Dogs, cats, rats, mice and insects were all eaten, dead or alive, until there were no more.
Yu Dehong, the secretary of a party official in Xinyang in 1959 and 1960, wrote:
I went to one village and saw 100 corpses, then another village and another 100 corpses. No one paid attention to them. People said that dogs were eating the bodies. Not true, I said. The dogs had long ago been eaten by the people.
The consumption of wild animals has a long history in China. However, the great famine spurred the indiscriminate consumption of the meat of any wild animal that could be captured.
Zhou Xun writes:
As famine escalated, anything edible was consumed. One of the greatest butchering of wild animals in history took place during this time. Even the giant panda, praised as China’s ‘national treasure’, was not spared.
Many were killed by starvation, but many others died or became sick by eating toxic herbs, plants, or poisonous and indigestibles like white clay - that gave a sensation of relief from hunger, but caused terrible constipation.
British journalist Jasper Becker, Beijing bureau chief of The South China Morning Post, notes that out of desperation, the Chinese resorted to cannibalism.
The starving people were digging up graves, killing others, and selling human flesh on the market. Rumours filled the market that eating a human heart/liver could make one strong enough to survive longer.
Becker notes that people would swap their children so they could use them for food without committing the additional sin of eating their own.
Yang Jisheng says:
People died in the family and they didn’t bury the person because they could still collect their food rations. People ate corpses and fought for the bodies. In Gansu they killed outsiders; people told me strangers passed through and they killed and ate them, and they ate their own children.
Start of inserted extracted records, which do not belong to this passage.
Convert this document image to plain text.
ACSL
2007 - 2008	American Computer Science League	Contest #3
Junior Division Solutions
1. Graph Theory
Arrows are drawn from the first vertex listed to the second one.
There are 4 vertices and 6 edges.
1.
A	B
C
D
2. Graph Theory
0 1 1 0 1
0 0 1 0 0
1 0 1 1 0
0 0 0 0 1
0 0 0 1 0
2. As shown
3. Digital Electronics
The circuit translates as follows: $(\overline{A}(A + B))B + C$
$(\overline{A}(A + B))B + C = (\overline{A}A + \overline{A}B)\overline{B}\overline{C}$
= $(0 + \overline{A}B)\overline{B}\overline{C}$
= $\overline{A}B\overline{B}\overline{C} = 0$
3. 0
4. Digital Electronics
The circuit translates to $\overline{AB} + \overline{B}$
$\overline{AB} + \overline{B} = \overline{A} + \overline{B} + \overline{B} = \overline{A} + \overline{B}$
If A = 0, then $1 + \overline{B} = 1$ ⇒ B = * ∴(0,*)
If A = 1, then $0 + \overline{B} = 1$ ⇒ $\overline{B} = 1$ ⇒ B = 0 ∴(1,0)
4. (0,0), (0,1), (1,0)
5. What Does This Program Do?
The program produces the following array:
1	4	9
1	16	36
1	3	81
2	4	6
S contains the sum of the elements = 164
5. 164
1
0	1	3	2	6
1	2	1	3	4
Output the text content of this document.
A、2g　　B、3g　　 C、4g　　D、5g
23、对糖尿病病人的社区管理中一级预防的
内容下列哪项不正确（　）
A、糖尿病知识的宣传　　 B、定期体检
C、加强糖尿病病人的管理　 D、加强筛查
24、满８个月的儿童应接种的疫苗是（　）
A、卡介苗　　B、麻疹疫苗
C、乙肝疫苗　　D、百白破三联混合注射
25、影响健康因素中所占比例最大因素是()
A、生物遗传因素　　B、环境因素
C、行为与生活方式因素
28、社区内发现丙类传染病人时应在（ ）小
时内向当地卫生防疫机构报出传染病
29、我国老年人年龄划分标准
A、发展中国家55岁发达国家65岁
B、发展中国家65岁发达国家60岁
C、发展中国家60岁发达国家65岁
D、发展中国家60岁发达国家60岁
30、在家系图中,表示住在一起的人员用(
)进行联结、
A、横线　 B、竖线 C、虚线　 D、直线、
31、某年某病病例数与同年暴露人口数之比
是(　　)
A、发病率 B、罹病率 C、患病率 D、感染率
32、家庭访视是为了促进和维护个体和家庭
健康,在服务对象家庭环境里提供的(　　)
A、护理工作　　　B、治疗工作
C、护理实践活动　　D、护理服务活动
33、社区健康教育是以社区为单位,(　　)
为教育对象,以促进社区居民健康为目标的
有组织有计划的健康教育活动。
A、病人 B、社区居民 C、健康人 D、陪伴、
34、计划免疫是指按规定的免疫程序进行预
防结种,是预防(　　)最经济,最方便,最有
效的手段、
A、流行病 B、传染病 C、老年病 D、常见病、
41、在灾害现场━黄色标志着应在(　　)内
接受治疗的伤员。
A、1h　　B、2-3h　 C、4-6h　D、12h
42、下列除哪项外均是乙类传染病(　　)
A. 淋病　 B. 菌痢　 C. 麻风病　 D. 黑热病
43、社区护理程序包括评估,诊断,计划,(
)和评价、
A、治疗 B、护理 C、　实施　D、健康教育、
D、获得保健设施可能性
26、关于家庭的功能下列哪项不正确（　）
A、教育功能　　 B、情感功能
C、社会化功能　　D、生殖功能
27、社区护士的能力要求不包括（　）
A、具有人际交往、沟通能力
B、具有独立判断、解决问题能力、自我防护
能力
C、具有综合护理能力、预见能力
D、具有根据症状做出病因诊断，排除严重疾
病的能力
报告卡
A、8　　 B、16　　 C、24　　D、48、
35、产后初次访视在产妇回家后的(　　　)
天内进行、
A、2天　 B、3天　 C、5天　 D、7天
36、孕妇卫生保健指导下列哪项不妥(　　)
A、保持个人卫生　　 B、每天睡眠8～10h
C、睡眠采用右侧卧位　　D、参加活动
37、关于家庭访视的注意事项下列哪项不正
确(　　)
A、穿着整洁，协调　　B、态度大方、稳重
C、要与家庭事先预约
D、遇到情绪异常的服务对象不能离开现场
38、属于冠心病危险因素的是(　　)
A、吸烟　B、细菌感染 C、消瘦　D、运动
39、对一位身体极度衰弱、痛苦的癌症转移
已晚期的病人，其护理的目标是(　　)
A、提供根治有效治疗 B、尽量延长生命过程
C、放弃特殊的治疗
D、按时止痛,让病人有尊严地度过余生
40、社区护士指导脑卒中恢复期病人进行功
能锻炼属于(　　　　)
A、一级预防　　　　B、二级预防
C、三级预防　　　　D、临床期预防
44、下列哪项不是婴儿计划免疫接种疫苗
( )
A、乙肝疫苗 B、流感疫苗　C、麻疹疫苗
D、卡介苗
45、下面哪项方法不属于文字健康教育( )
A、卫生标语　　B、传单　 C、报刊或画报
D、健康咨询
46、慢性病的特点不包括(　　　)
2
There are harrowing reports of "counterrevolutionaries” being killed in public by the communists, and then cooked and eaten. The onlookers were forced to prove their fidelity to the revolution by eating its enemies publicly.
Many scholars have explored how the deep memory of hunger, to use Charlotte Delbo's words, plays out in their own personal lives, as well as the Chinese culture, especially food.
Today, when several videos of a Chinese person finding a nest and eating alive the birds, cooking a dog alive, etc. are circulating on social media, it is important to keep in mind this deep memory of hunger - what Piotr Gibas calls “traumatic terroir”.
Contemporary China is arguably past the Great Famine days. It is world's second largest economy and an upper-middle-income country.
While bushmeat was once consumed primarily by poor and rural communities, it is now being consumed by the middle class as a luxury item.
There is a well-known Chinese saying that they have no qualms eating the meat of anything that has four legs other than a table, anything that flies other than an airplane, and anything that swims other than a submarine.
Funny, but not good for the environment, or the humanity.